According to the AP report, Ms. Martin has said that Mr. Cantrell is cooperating with the investigation and that further arrests are expected. Mr. Cantrell faces one count of conspiracy to commit bribery, two counts of bribery and one count of personal income tax evasion. He faces up to 40 years at ClubFed plus fines and possible disgorgement of kickback proceeds.

Meanwhile, from Madison, Wisconsin comes the story of former Overture Center Director Robert D'Angelo. Mr. D'Angelo is accused of 15 charges of mail fraud, 15 charges of wire fraud, four charges of money laundering, and four charges of tax fraud. Trial has been set for February.

Mr. D'Angelo ran two side businesses while heading the Overture Center for the City of Madison. He allegedly ran the side businesses out of city offices (which would violate city policies), and allegedly ordered city employees to help him with his businesses. Additionally, he allegedly used the city's telecommunications equipment in his businesses, and allegedly had city employees send emails and faxes for his side businesses.

Adding potential insult to injury, Mr. D'Angelo also allegedly didn't report any of the income from his side businesses on his tax return (which would be tax fraud, if proven). Needless to say, he's looking at a lengthy stay at ClubFed if he's found guilty.

Here in Orange County we have our own fraud/kickback case making news. Sheriff Mike Carona has been accused of taking bribes and allegedly intimidating witnesses. No tax charges, though...at least for now.
A Very Unrepentant Fraudster
In partnership with committed adult volunteers, girls develop qualities that will serve them all their lives, like leadership, strong values, social conscience, and conviction about their own potential and self-worth.

That's straight from the website of the Girl Scouts of the USA, and there's one former adult volunteer who will likely indeed be committed...to ClubFed.
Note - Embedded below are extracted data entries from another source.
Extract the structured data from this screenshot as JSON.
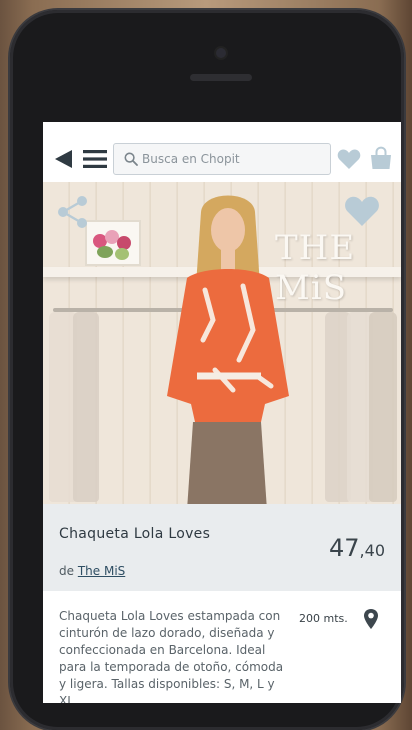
{
  "search": {
    "placeholder": "Busca en Chopit"
  },
  "image": {
    "sign_text": "THE MiS"
  },
  "product": {
    "title": "Chaqueta Lola Loves",
    "price_integer": "47",
    "price_decimal": ",40",
    "brand_prefix": "de",
    "brand_name": "The MiS",
    "description": "Chaqueta Lola Loves estampada con cinturón de lazo dorado, diseñada y confeccionada en Barcelona. Ideal para la temporada de otoño, cómoda y ligera. Tallas disponibles: S, M, L y XL.",
    "distance": "200 mts."
  },
  "icons": {
    "back": "back-triangle-icon",
    "menu": "hamburger-menu-icon",
    "search": "search-icon",
    "favorite": "heart-icon",
    "bag": "shopping-bag-icon",
    "share": "share-icon",
    "location": "location-pin-icon"
  },
  "colors": {
    "accent": "#2f4e63",
    "icon_light": "#b8cbd6",
    "info_background": "#e9ecee"
  }
}
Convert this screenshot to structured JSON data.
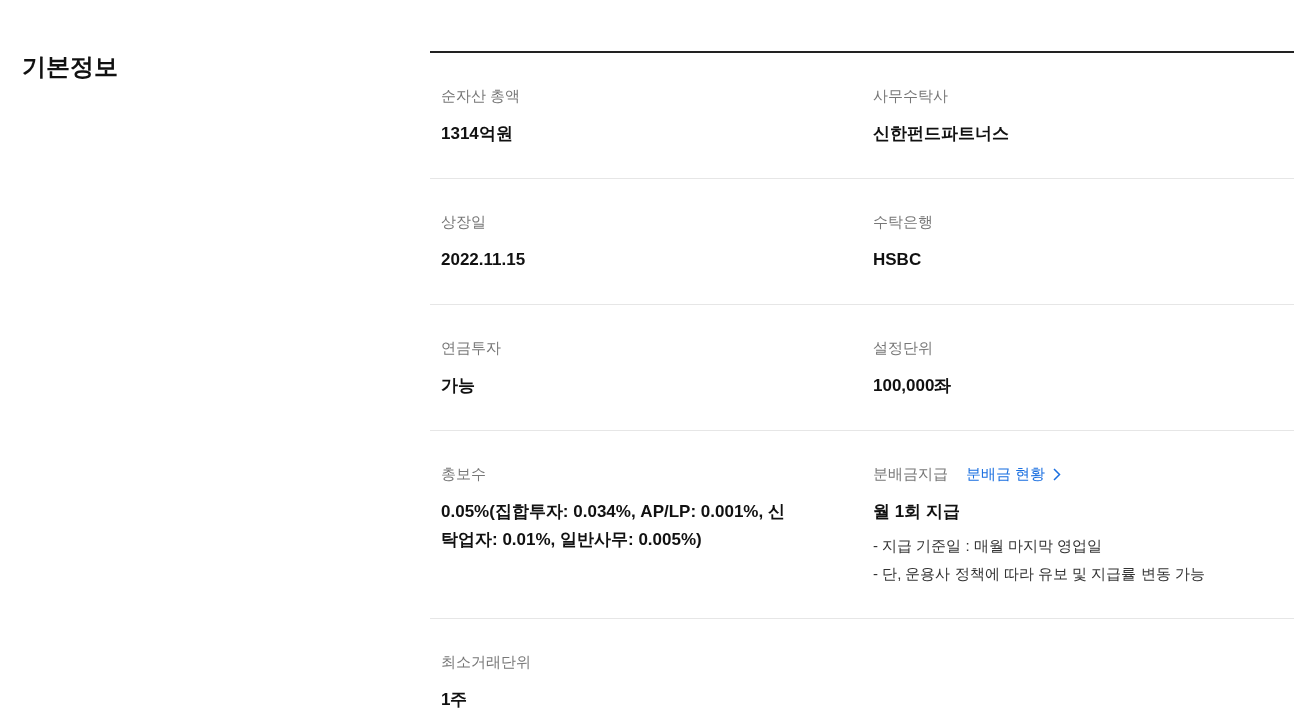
{
  "section": {
    "title": "기본정보"
  },
  "fields": [
    {
      "label": "순자산 총액",
      "value": "1314억원"
    },
    {
      "label": "사무수탁사",
      "value": "신한펀드파트너스"
    },
    {
      "label": "상장일",
      "value": "2022.11.15"
    },
    {
      "label": "수탁은행",
      "value": "HSBC"
    },
    {
      "label": "연금투자",
      "value": "가능"
    },
    {
      "label": "설정단위",
      "value": "100,000좌"
    },
    {
      "label": "총보수",
      "value": "0.05%(집합투자: 0.034%, AP/LP: 0.001%, 신탁업자: 0.01%, 일반사무: 0.005%)"
    },
    {
      "label": "분배금지급",
      "link": "분배금 현황",
      "value": "월 1회 지급",
      "notes": [
        "- 지급 기준일 : 매월 마지막 영업일",
        "- 단, 운용사 정책에 따라 유보 및 지급률 변동 가능"
      ]
    },
    {
      "label": "최소거래단위",
      "value": "1주"
    }
  ]
}
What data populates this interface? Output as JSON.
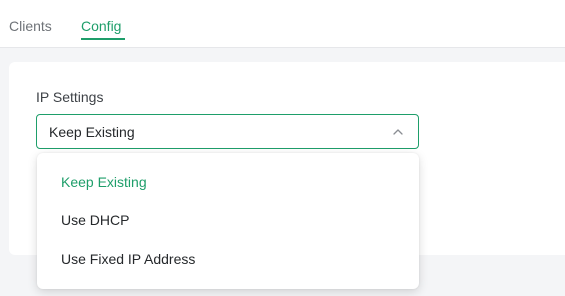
{
  "tabs": [
    {
      "label": "Clients",
      "active": false
    },
    {
      "label": "Config",
      "active": true
    }
  ],
  "ip_settings": {
    "label": "IP Settings",
    "selected_value": "Keep Existing",
    "options": [
      {
        "label": "Keep Existing",
        "selected": true
      },
      {
        "label": "Use DHCP",
        "selected": false
      },
      {
        "label": "Use Fixed IP Address",
        "selected": false
      }
    ]
  },
  "icons": {
    "select_toggle": "chevron-up-icon"
  },
  "colors": {
    "accent": "#1e9e6a",
    "page_background": "#f4f5f7",
    "card_background": "#ffffff",
    "text_primary": "#25282b",
    "text_muted": "#6f7378"
  }
}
Holly Barnes of Pace, Florida decided to commit tax fraud and claim some false tax refunds from the IRS. She needed some identities, and chose girls in her Girl Scout troop. She had them sign false medical release statements (which had a place for their social security numbers), and she had all she needed.

So she went on her Bozo scheme, and received $87,000 in tax refunds from the IRS. She continued to file false refund claims even after she was under investigation. Even being charged with 15 counts of identity theft and 19 counts of tax fraud didn't stop her from trying to cash a check two days before her original hearing date! And shoplifting at the local Navy Exchange. That's hubris, stupidity, or both.

Wednesday, Ms. Barnes pleaded guilty to all counts in a Pensacola, Florida courtroom. She asked to be released for a couple of days, but the judge had other ideas. "You received the benefit of the court's trust with the understanding that you would not violate the law," Judge Casey Rodgers told her. "It's unfathomable to me ... that what [the Assistant US Attorney] has represented to the court might have taken place."

Assistant US Attorney Stephen Preisser told the Pensacola News-Journal "The long and short of it is Miss Barnes has violated the conditions of her release." She also pleaded guilty to a new felony theft charge for shoplifting merchandise from the local Navy Exchange.

Ms. Barnes will be held until her sentencing in January. She faces up to 230 years at ClubFed.